Bild: War er’s, oder war er’s nicht? Woody Allen hat den Missbrauch dementi…
In einem [1][offenen Brief], der am Wochenende auf der Website der New York
Times erschien, beschreibt Dylan Farrow, wie sie als Kind sexuelle Gewalt
erlebte. Im Jahr 1992, als sie sieben Jahre alt war, habe ihr Vater sie in
eine Kammer geführt und ihr bedeutet, sich auf den Bauch zu legen. Sie
sollte mit der elektrischen Eisenbahn ihres Bruders spielen. „Dann hat er
mich sexuell missbraucht.“
Dylan Farrow ist die Adoptivtochter der Schauspielerin Mia Farrow und des
Regisseurs Woody Allen. Deren langjährige Beziehung ging 1993 vor den Augen
der Öffentlichkeit in die Brüche. Damals äußerte Mia Farrow den Vorwurf,
Allen habe Dylan Farrow missbraucht. Der Filmemacher stritt dies ab, vor
Gericht musste er sich nicht verantworten. Ein Staatsanwalt in Connecticut
ließ die Ermittlungen fallen, weil er Dylan Farrow schonen wollte. Das
alleinige Sorgerecht für Dylan Farrow ging an Mia Farrow.
Allen hat die Vorwürfe am Sonntag erneut dementiert. Aussage steht gegen
Aussage, Beweise sind nicht zur Hand. Es besteht die Möglichkeit, dass
Allen die Wahrheit sagt, wenn er behauptet, Dylan Farrow habe zwischen
Wirklichkeit und Fantasie nicht unterscheiden können und Mia Farrow habe
der Tochter damals etwas eingeredet.
Angesichts des Detailreichtums von Dylan Farrows Erinnerung scheint es
wahrscheinlicher, dass er lügt. Doch mit Sicherheit lässt sich das nicht
herausfinden, schon gar nicht aus der Ferne eines Berliner Büros. Auf
dieser Grundlage kann man niemanden verurteilen und ins Gefängnis bringen –
so schmerzhaft das sein mag.
## Frage nach sozialer Anerkennung
Das ist das eine. Das andere ist die Frage nach der sozialen Anerkennung.

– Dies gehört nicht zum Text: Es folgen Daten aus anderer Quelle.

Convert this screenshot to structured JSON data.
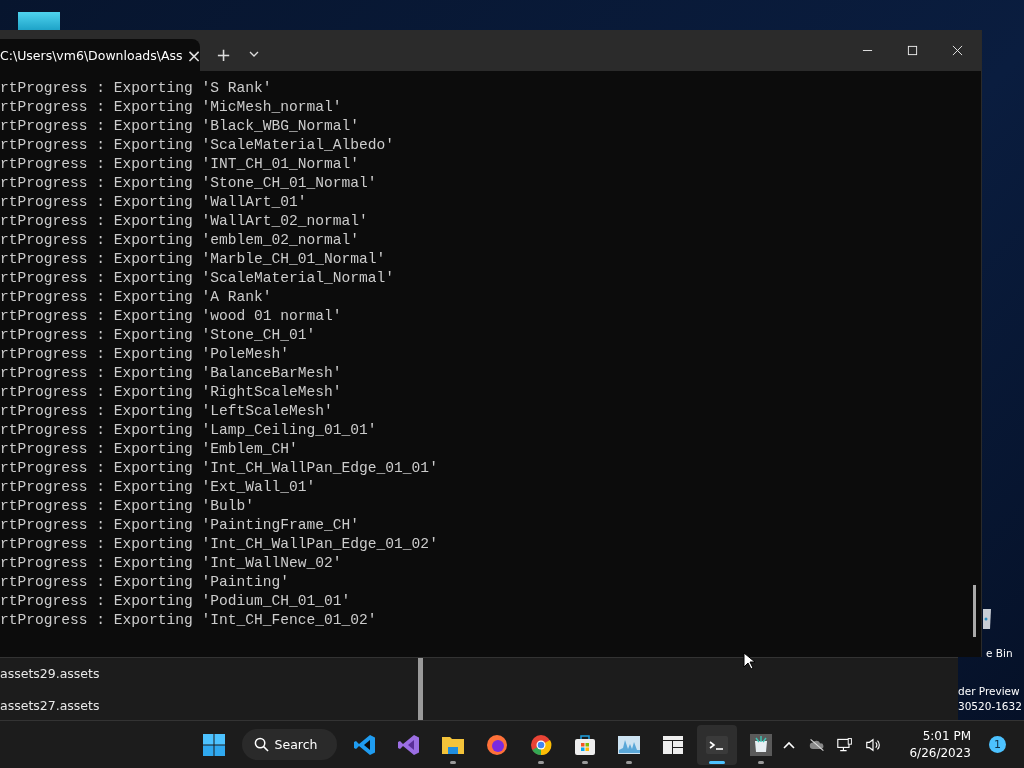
{
  "desktop": {
    "labels": [
      {
        "text": "e Bin"
      },
      {
        "text": "der Preview"
      },
      {
        "text": "30520-1632"
      }
    ]
  },
  "terminal": {
    "tab": {
      "title": "C:\\Users\\vm6\\Downloads\\Ass",
      "close": "×"
    },
    "new_tab": "+",
    "lines": [
      "rtProgress : Exporting 'S Rank'",
      "rtProgress : Exporting 'MicMesh_normal'",
      "rtProgress : Exporting 'Black_WBG_Normal'",
      "rtProgress : Exporting 'ScaleMaterial_Albedo'",
      "rtProgress : Exporting 'INT_CH_01_Normal'",
      "rtProgress : Exporting 'Stone_CH_01_Normal'",
      "rtProgress : Exporting 'WallArt_01'",
      "rtProgress : Exporting 'WallArt_02_normal'",
      "rtProgress : Exporting 'emblem_02_normal'",
      "rtProgress : Exporting 'Marble_CH_01_Normal'",
      "rtProgress : Exporting 'ScaleMaterial_Normal'",
      "rtProgress : Exporting 'A Rank'",
      "rtProgress : Exporting 'wood 01 normal'",
      "rtProgress : Exporting 'Stone_CH_01'",
      "rtProgress : Exporting 'PoleMesh'",
      "rtProgress : Exporting 'BalanceBarMesh'",
      "rtProgress : Exporting 'RightScaleMesh'",
      "rtProgress : Exporting 'LeftScaleMesh'",
      "rtProgress : Exporting 'Lamp_Ceiling_01_01'",
      "rtProgress : Exporting 'Emblem_CH'",
      "rtProgress : Exporting 'Int_CH_WallPan_Edge_01_01'",
      "rtProgress : Exporting 'Ext_Wall_01'",
      "rtProgress : Exporting 'Bulb'",
      "rtProgress : Exporting 'PaintingFrame_CH'",
      "rtProgress : Exporting 'Int_CH_WallPan_Edge_01_02'",
      "rtProgress : Exporting 'Int_WallNew_02'",
      "rtProgress : Exporting 'Painting'",
      "rtProgress : Exporting 'Podium_CH_01_01'",
      "rtProgress : Exporting 'Int_CH_Fence_01_02'"
    ]
  },
  "explorer": {
    "files": [
      "assets29.assets",
      "assets27.assets"
    ]
  },
  "taskbar": {
    "search": "Search",
    "apps": [
      {
        "kind": "vscode",
        "running": false,
        "selected": false
      },
      {
        "kind": "studio",
        "running": false,
        "selected": false
      },
      {
        "kind": "folder",
        "running": true,
        "selected": false
      },
      {
        "kind": "firefox",
        "running": false,
        "selected": false
      },
      {
        "kind": "chrome",
        "running": true,
        "selected": false
      },
      {
        "kind": "store",
        "running": true,
        "selected": false
      },
      {
        "kind": "monitor",
        "running": true,
        "selected": false
      },
      {
        "kind": "snap",
        "running": false,
        "selected": false
      },
      {
        "kind": "terminal",
        "running": true,
        "selected": true
      },
      {
        "kind": "package",
        "running": true,
        "selected": false
      }
    ],
    "time": "5:01 PM",
    "date": "6/26/2023",
    "notifications": "1"
  }
}
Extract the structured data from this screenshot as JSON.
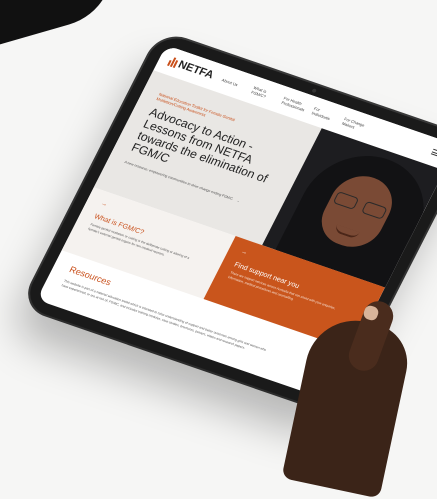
{
  "brand": {
    "logo": "NETFA",
    "accent": "#c94f1a"
  },
  "nav": {
    "items": [
      "About Us",
      "What is FGM/C?",
      "For Health Professionals",
      "For Individuals",
      "For Change Makers"
    ]
  },
  "hero": {
    "eyebrow": "National Education Toolkit for Female Genital Mutilation/Cutting Awareness",
    "title": "Advocacy to Action - Lessons from NETFA towards the elimination of FGM/C",
    "sub": "A new resource: empowering communities to drive change ending FGM/C"
  },
  "what": {
    "title": "What is FGM/C?",
    "text": "Female genital mutilation or cutting is the deliberate cutting or altering of a female's external genital organs for non-medical reasons."
  },
  "support": {
    "title": "Find support near you",
    "text": "There are support services across Australia that can assist with your enquiries, information, medical procedures and counselling."
  },
  "resources": {
    "title": "Resources",
    "text": "This website is part of a national education toolkit which is intended to raise understanding of support and better outcomes among girls and women who have experienced, or are at risk of, FGM/C, and includes training modules, case studies, brochures, posters, videos and research papers."
  }
}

Woody Allen hat kürzliche einen Golden Globe für sein Lebenswerk erhalten,
sein jüngster Film „Blue Jasmine“ ist in drei Kategorien für den Oscar
nominiert. Dylan Farrow schreibt: „Lange Zeit hat mich die Anerkennung für
Woody Allen verstummen lassen. Sie fühlte sich wie eine persönliche
Zurechtweisung an, als wären die Auszeichnungen ein Weg, mir zu bedeuten,
still zu sein und zu verschwinden.“
Sie wendet sich direkt an Filmschaffende, mit denen Allen gearbeitet hat:
„Was, wenn es Ihr Kind gewesen wäre, Cate Blanchett? Louis CK? Alec
Baldwin? Was, wenn Sie es gewesen wären, Emma Stone, oder Sie, Scarlett
Johansson? Sie kannten mich, als ich ein kleines Kind war, Diane Keaton.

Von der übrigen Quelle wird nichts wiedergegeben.